Three Truths and One Wish

1. Truth: I need a lot of rest. And more specifically, I need rest to recover from effort and engagement. The past few months, I’ve spent a lot of time focusing on my body and what would make it feel good. Some of that meant movement (walking the dogs, aqua aerobics, Pilates, and yoga in particular), but some of it meant visits to the doctor, getting a massage, a session with my physical therapist, three hours on the couch with a heating pad, a really long nap, or going to the Farmer’s Market to be sure I had fresh carrots and peaches.

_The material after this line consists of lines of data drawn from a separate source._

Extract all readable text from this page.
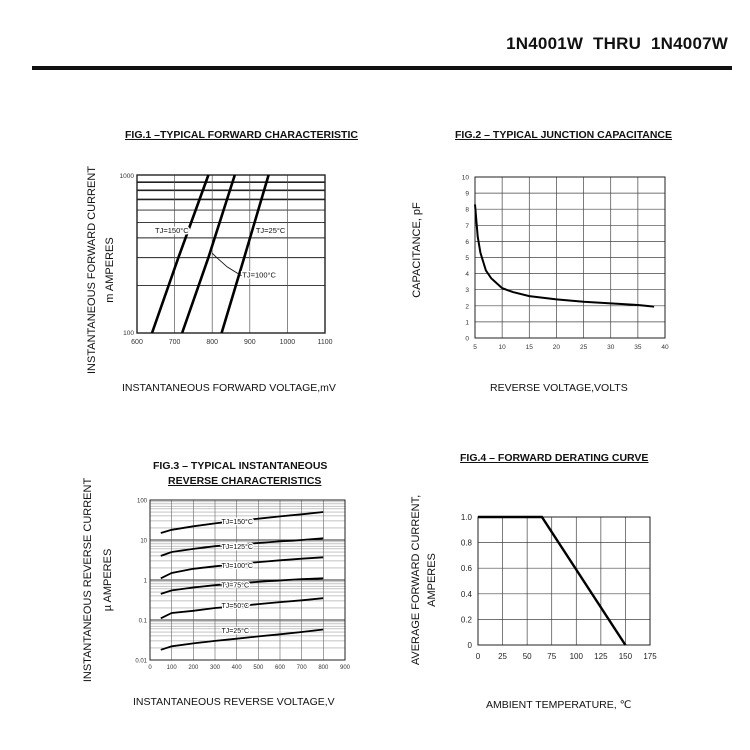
1N4001W THRU 1N4007W
FIG.1 –TYPICAL FORWARD CHARACTERISTIC
INSTANTANEOUS FORWARD CURRENT m AMPERES
INSTANTANEOUS FORWARD VOLTAGE,mV
600	700	800	900	1000	1100
1000
100
TJ=150°C	TJ=25°C
TJ=100°C
FIG.2 – TYPICAL JUNCTION CAPACITANCE
CAPACITANCE, pF
REVERSE VOLTAGE,VOLTS
0
1
2
3
4
5
6
7
8
9
10
5	10	15	20	25	30	35	40
FIG.3 – TYPICAL INSTANTANEOUS
REVERSE CHARACTERISTICS
INSTANTANEOUS REVERSE CURRENT µ AMPERES
INSTANTANEOUS REVERSE VOLTAGE,V
0.01
0.1
1
10
100
0 100 200 300 400 500 600 700 800 900
TJ=150°C
TJ=125°C
TJ=100°C
TJ=75°C
TJ=50°C
TJ=25°C
FIG.4 – FORWARD DERATING CURVE
AVERAGE FORWARD CURRENT, AMPERES
AMBIENT TEMPERATURE, ℃
0
0.2
0.4
0.6
0.8
1.0
0 25 50 75 100 125 150 175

2. Truth: I go back to work next week. To be honest (because this is a post about truth), I’m not sure how that’s going to go. I’m stepping back into a moment in the academic year that is notoriously chaotic, as well as returning to a huge ongoing project that I will need to help complete, and I have a new intern to get settled. I’m not sure how all that will align with my need for rest, my commitment to giving my body what it wants.

3. Truth: I return with a new question. It came to me recently as I was doing my morning writing practice. Forgive me if I already mentioned it, but it came to me that my fundamental confusion rests in this question — Am I denying myself what I’m truly hungry for or am I resisting what is? I’m not sure I can explain, but it’s related to my search for deep meaning in my life, and my growing awareness of my particular energetic requirements. It’s a question about the source of my discomfort, the cause of my dis-ease. So, when I dread going back to work, or I am uncomfortable being there, is it because I really should be somewhere else or am I resisting what is and therefore generating unnecessary suffering for myself in that way? Should I be looking for an exit, or should I learn how to stay?

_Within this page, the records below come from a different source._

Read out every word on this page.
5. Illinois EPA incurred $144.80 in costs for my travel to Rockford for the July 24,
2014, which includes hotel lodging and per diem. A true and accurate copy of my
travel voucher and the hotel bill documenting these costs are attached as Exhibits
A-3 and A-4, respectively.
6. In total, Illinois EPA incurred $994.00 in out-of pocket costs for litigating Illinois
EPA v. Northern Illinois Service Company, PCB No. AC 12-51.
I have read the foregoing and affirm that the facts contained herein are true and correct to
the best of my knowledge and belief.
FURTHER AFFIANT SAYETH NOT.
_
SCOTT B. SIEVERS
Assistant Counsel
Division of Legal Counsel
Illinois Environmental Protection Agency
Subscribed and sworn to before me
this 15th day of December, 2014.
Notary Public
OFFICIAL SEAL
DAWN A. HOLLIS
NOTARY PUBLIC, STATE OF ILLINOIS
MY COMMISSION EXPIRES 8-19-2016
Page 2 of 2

One wish: May my path clarify my confusion, and may my confusion dawn as wisdom. (Based on the The Four Dharmas of Gampopa).

Three Truths and One Wish

1. I am my own best advocate. Time and time again, I’ve experienced situations where it’s clear I can trust myself, and if I’m looking for clarity or permission I don’t have to depend on other people to provide it. This shows up a lot around my health. Various mysteries have ultimately been understood and then healed because of the work I did, not the professionals. When they were willing to accept the easy or most common answer, even if it was wrong, it was up to me to keep looking, seeking, researching, and asking until we found a real answer.

2. Most people are making an honest effort. All beings just want to be happy and safe, even though the ways they try to make this happen are oftentimes misguided or miss the mark entirely. Even when we get things horribly wrong or cause harm, it’s ultimately because we are confused or hurt or just don’t know any better. And yet, this doesn’t mean we don’t need to take responsibility for the damage we do.

3. Believing I have value and acting like it is the best thing I can do for my health. Unless I do, all of the other products, programs, or plans are just a temporary distraction. Unless I believe I’m worth taking care of, nurturing, nourishing, and loving, nothing else I do will lead to fundamental, lasting wellness. In fact, those other things can actually do harm if I don’t first cultivate a foundation of care and compassion.

One wish: May we be happy, safe, and well, and may our confusion be nothing more than a temporary distraction.

Three Truths and One Wish

1. I have very little motivation right now. That’s not exactly true — I’m motivated to walk the dogs, go to yoga and aqua aerobics and Pilates, read books, watch TV, take naps, and hang out with Eric, write and meditate a little, and see friends, but that’s about it.

2. I’m not getting as much done as I’d hoped. I had big PLANS for all I was going to accomplish while I was on a break from work this summer, and even though I’ve gotten a few things done, it’s nowhere near what I’d imagined.

3. I needed a break. At some point when I’m not moving as fast as I want, when things aren’t happening at the speed I want, I have to accept that maybe I actually need to slow down, take a break, get some rest — and that it’s totally okay to do so.

One wish: May we allow ourselves to slow down, trust ourselves to set the rhythm of our days, and know that our value isn’t measured only by what we accomplish.